Abstract It is challenging for nanovaccines (NVs) to effectively deliver antigens/neoantigens to prime specifically potent immunities and remodel immunosuppressive tumor microenvironment (TME) for combating immune “cold” cancers. Herein, a novel kind of mannosylated fluoropolypeptide NVs of MFPCOFG (i.e., mannosylated fluoropoly( D,L ‐cysteine) ovalbumin‐loaded Fe 2+ ‐gallic acid) is designed that synergistically integrates triple antigen‐metal‐thermoimmunity to remodel immunosuppressive TME and achieve highly potent immunities.

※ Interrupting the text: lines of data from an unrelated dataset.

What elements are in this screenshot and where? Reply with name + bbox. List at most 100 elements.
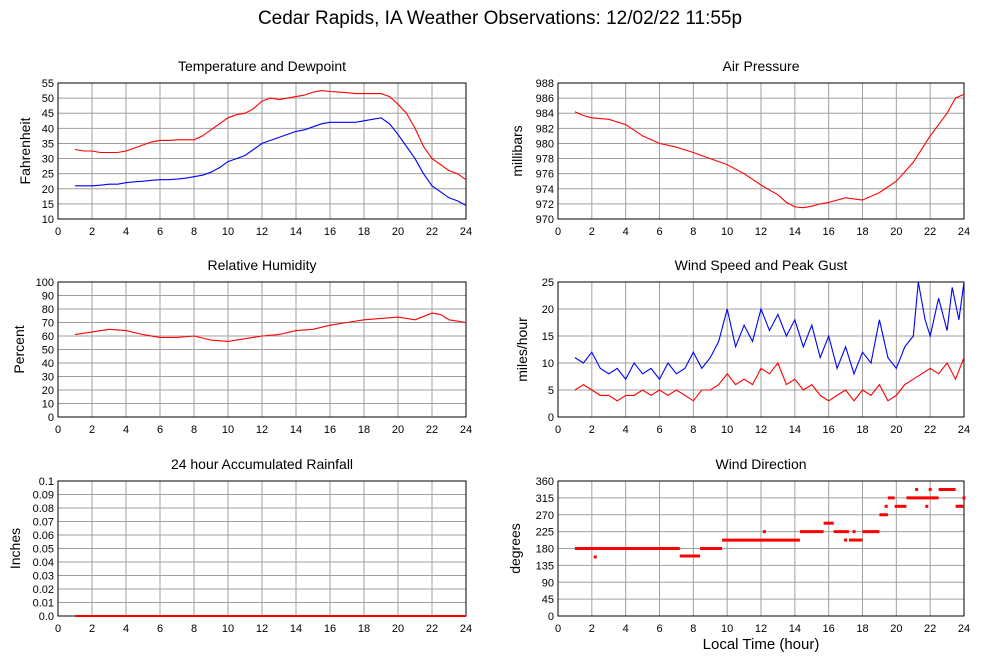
y-tick-label: 0 [548, 412, 554, 424]
y-tick-label: 360 [536, 476, 554, 488]
series-line-2 [75, 117, 467, 206]
direction-point [593, 555, 597, 559]
plot-frame [557, 281, 965, 418]
y-tick-label: 972 [536, 199, 554, 211]
x-tick-label: 20 [392, 226, 404, 238]
x-tick-label: 24 [958, 424, 970, 436]
y-tick-label: 30 [42, 372, 54, 384]
y-tick-label: 30 [42, 154, 54, 166]
y-tick-label: 90 [542, 577, 554, 589]
y-tick-label: 270 [536, 510, 554, 522]
y-tick-label: 100 [36, 277, 54, 289]
x-tick-label: 6 [157, 424, 163, 436]
y-tick-label: 0.01 [33, 598, 54, 610]
x-tick-label: 2 [89, 226, 95, 238]
y-tick-label: 25 [42, 169, 54, 181]
x-tick-label: 14 [789, 623, 801, 635]
y-tick-label: 0 [548, 611, 554, 623]
y-tick-label: 0.0 [39, 611, 54, 623]
y-tick-label: 55 [42, 78, 54, 90]
x-tick-label: 18 [856, 226, 868, 238]
y-tick-label: 45 [542, 594, 554, 606]
x-tick-label: 20 [890, 424, 902, 436]
x-tick-label: 12 [256, 424, 268, 436]
x-tick-label: 8 [191, 623, 197, 635]
x-tick-label: 16 [823, 226, 835, 238]
y-tick-label: 0.07 [33, 517, 54, 529]
y-tick-label: 10 [542, 358, 554, 370]
direction-point [844, 538, 848, 542]
y-axis-label: Fahrenheit [17, 117, 33, 184]
x-tick-label: 24 [958, 623, 970, 635]
y-axis-label: Inches [7, 528, 23, 569]
x-tick-label: 18 [358, 623, 370, 635]
y-tick-label: 40 [42, 358, 54, 370]
y-tick-label: 984 [536, 108, 554, 120]
x-tick-label: 2 [89, 424, 95, 436]
x-axis-title: Local Time (hour) [702, 636, 820, 653]
y-tick-label: 35 [42, 138, 54, 150]
y-tick-label: 974 [536, 184, 554, 196]
plot-frame [557, 82, 965, 220]
x-tick-label: 20 [890, 226, 902, 238]
y-tick-label: 0.08 [33, 503, 54, 515]
x-tick-label: 20 [392, 623, 404, 635]
y-tick-label: 45 [42, 108, 54, 120]
x-tick-label: 6 [656, 424, 662, 436]
x-tick-label: 18 [856, 623, 868, 635]
x-tick-label: 4 [623, 226, 629, 238]
x-tick-label: 18 [358, 424, 370, 436]
y-axis-label: millibars [509, 125, 525, 176]
x-tick-label: 22 [426, 226, 438, 238]
x-tick-label: 14 [789, 226, 801, 238]
direction-point [915, 487, 919, 491]
y-tick-label: 20 [42, 184, 54, 196]
x-tick-label: 12 [755, 424, 767, 436]
x-tick-label: 4 [123, 623, 129, 635]
y-tick-label: 0.05 [33, 544, 54, 556]
x-tick-label: 6 [157, 226, 163, 238]
y-tick-label: 0.04 [33, 557, 54, 569]
y-tick-label: 986 [536, 93, 554, 105]
x-tick-label: 10 [721, 424, 733, 436]
x-tick-label: 2 [589, 623, 595, 635]
x-tick-label: 8 [191, 226, 197, 238]
y-tick-label: 15 [542, 331, 554, 343]
series-line-1 [74, 312, 467, 342]
y-tick-label: 135 [536, 560, 554, 572]
x-tick-label: 22 [924, 424, 936, 436]
x-tick-label: 18 [358, 226, 370, 238]
chart-title: 24 hour Accumulated Rainfall [171, 456, 353, 472]
x-tick-label: 4 [623, 424, 629, 436]
y-tick-label: 978 [536, 154, 554, 166]
y-tick-label: 225 [536, 527, 554, 539]
x-tick-label: 22 [426, 623, 438, 635]
plot-frame [57, 82, 467, 220]
y-tick-label: 0 [48, 412, 54, 424]
y-tick-label: 0.09 [33, 490, 54, 502]
x-tick-label: 10 [222, 623, 234, 635]
x-tick-label: 22 [426, 424, 438, 436]
y-tick-label: 0.1 [39, 476, 54, 488]
y-tick-label: 0.03 [33, 571, 54, 583]
x-tick-label: 20 [890, 623, 902, 635]
y-tick-label: 5 [548, 385, 554, 397]
x-tick-label: 24 [460, 623, 472, 635]
y-tick-label: 0.06 [33, 530, 54, 542]
y-tick-label: 50 [42, 93, 54, 105]
y-tick-label: 10 [42, 399, 54, 411]
y-tick-label: 60 [42, 331, 54, 343]
x-tick-label: 0 [555, 623, 561, 635]
plot-frame [557, 480, 965, 617]
y-axis-label: Percent [11, 325, 27, 373]
page-title: Cedar Rapids, IA Weather Observations: 1… [257, 8, 743, 29]
x-tick-label: 8 [690, 424, 696, 436]
direction-point [962, 496, 966, 500]
series-line-1 [74, 90, 467, 181]
x-tick-label: 14 [290, 226, 302, 238]
x-tick-label: 0 [55, 226, 61, 238]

MFPCOFG plus near‐infrared irradiation (NIR) effectively facilitated antigen uptake and escape, induced the maturation and antigen cross‐presentations of dendritic cells and macrophages, polarized anti‐inflammatory macrophage phenotype M2 into tumoricial M1, primed potent CD4 + /CD8 + T cells responses, proinflammatory cytokines secretion and immune memory effects, showcasing triple antigen‐metal‐thermoimmunity outperforming combo/mono‐immunity. Importantly, both MFPCOFG + NIR and personalized NVs can remarkably enhance the tumor infiltration of CD4 + /CD8 + T and NK cells to boost potent immunities and long‐lasting memory effects, reduce regulatory T (Tregs) and M2 to remodel immunosuppressive TME in B16‐OVA and 4T1 models, achieving superior tumor prevention, ablation, and tumor relapse and metastasis inhibition, as further orchestrated with anti‐PD‐1. Consequently, this work opens up a new avenue to design biocompatible polypeptide nanovaccines with potent immune‐priming and TME‐remodeling capabilities, holding great potentials to combat immune “cold” cancers with clinic‐used anti‐PD‐1 for cancer immunotherapy and personalized immunotherapy.